After spending 12 years fronting the Lockheed Martin F-35 programme, retiring executive vice-president Tom Burbage is now able to look back in hindsight on a few key lessons that could have spared the programme a costly redesign and a troubled relationship with international partners.
Burbage was named vice president and general manager of the F-35 programme less than three weeks after Lockheed defeated a rival Boeing proposal to claim a then $220 billion prize to develop and build thousands of F-35s for the US military and hundreds more for international parnters.
In the wake of a 2004 weight-driven redesign that delayed the programme two years and cost billions of dollars, Burbage stepped aside from managing the daily operations of the programme and became the public face of the F-35 around the world for the next eight years.
Now set to retire on 1 April, Lockheed hosted a restrospective press conference by Burbage, where he acknolwedged the programme's struggles with meeting budgeting and schedule targets. Burbage says he hopes that future engineers working on a sixth-generation fighter will heed the hard won lessons of the F-35 programme.
"This is cutting edge technology being integrated into a pretty major development programme," Burbage says. "So there are things you find along the way that you weren't able to predict in your proposal that you actually wrote 14 years ago."
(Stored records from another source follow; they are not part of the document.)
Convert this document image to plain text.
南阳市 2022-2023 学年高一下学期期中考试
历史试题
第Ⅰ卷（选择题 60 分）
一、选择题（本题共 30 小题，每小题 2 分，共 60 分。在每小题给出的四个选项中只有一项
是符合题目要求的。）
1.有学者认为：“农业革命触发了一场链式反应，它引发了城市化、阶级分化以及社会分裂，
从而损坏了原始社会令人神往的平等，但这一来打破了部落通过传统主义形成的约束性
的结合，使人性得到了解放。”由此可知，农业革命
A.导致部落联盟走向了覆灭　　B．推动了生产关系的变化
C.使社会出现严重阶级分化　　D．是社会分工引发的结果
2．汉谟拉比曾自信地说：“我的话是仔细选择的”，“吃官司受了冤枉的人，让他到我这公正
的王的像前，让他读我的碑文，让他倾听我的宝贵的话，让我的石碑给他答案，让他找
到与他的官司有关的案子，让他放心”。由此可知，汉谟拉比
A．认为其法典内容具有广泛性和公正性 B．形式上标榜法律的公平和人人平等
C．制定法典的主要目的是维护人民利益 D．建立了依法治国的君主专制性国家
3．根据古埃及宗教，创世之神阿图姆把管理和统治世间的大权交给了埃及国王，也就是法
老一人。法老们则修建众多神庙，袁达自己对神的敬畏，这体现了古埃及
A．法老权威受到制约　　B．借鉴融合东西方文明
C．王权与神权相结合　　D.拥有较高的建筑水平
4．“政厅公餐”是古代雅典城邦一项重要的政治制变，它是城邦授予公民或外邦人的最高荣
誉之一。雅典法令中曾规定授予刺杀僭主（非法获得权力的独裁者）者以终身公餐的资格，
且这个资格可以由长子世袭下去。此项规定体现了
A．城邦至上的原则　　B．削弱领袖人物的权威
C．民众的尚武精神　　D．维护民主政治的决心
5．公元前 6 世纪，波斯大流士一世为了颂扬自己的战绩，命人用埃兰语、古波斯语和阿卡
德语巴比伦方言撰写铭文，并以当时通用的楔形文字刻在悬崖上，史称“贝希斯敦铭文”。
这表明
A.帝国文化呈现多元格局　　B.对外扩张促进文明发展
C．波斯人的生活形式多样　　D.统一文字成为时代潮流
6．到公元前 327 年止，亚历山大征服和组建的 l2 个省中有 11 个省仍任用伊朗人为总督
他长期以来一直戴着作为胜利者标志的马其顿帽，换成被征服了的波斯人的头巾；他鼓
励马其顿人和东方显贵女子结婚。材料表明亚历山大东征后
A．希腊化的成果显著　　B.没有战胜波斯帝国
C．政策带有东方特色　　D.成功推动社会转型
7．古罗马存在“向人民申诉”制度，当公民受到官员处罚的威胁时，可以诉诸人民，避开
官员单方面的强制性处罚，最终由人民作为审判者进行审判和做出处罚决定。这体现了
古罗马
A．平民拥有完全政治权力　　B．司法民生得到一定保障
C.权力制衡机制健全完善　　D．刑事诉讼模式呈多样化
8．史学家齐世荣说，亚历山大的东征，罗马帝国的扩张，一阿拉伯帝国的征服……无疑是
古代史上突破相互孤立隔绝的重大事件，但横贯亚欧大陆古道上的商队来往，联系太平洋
Burbage says that it is hard to sustain a vision over a long period of time as new people enter into leadership positions and the world changes. He also says that perhaps he was "too optimistic" in his views, but has never said anything that he did not believe was going to happen-even if those beliefs were overtaken by events. "It was very aggressive, it was very much acquisition reform oriented when it went under contract," Burbage says. "I don't think anybody really understood, because it had never been done before, what it means to have nine countries all competing for work."
As leading arguably the first truly globalised defence programme, the F-35 team initially did not fully understand the challenges of sharing information between hundreds of suppliers spanning across multiple countries, Burbage says.
"We didn't really know how to do that upfront," he says. On previous programmes, most foreign involvement was handled through the US government through the foreign military sales system. "On this programme, upfront, we had to figure out how you go involve industry early on and how does the system work," he says.
One of the lessons that Burbage says he learnt is that all of the companies involved in a project of the size and scope of the F-35 need to be on the same information technology systems to share data seamlessly. "You want to have them all on the same set of tools when you start," he says. "Otherwise you get into some challenges just in making sure the design integrity is correct."
Discoveries happen during every aircraft developmental effort, but the F-35 encountered several unanticipated problems that Burbage says could not have been foreseen due to the jet's unique features. "Certainly there are some things looking back that we would have changed to avoid the weight issue and things like that, had we known it was lurking in the models," Burbage says. "We'd go back and make sure we had a much more robust model."
Lockheed, during the early years of the programme between 2004 and 2005, was working on the conventional take-off F-35A variant first because the company did not have the engineering resources to work on all three versions of the jet simultaneously, Burbage says. But company and government parametric engineering models began to show that the weight of the F-35B short take-off vertical landing (STOVL) version of the aircraft was getting too high.
"Somewhere along the way, we made an error in our parametric weight models," Burbage says "Turned out we were predicting the things that we knew about pretty well, the structural parts were pretty close, the small detail parts were pretty close. What wasn't predicted well by the model was stealth and internal weapons bays because the airplane that had those capabilities weren't part of the database."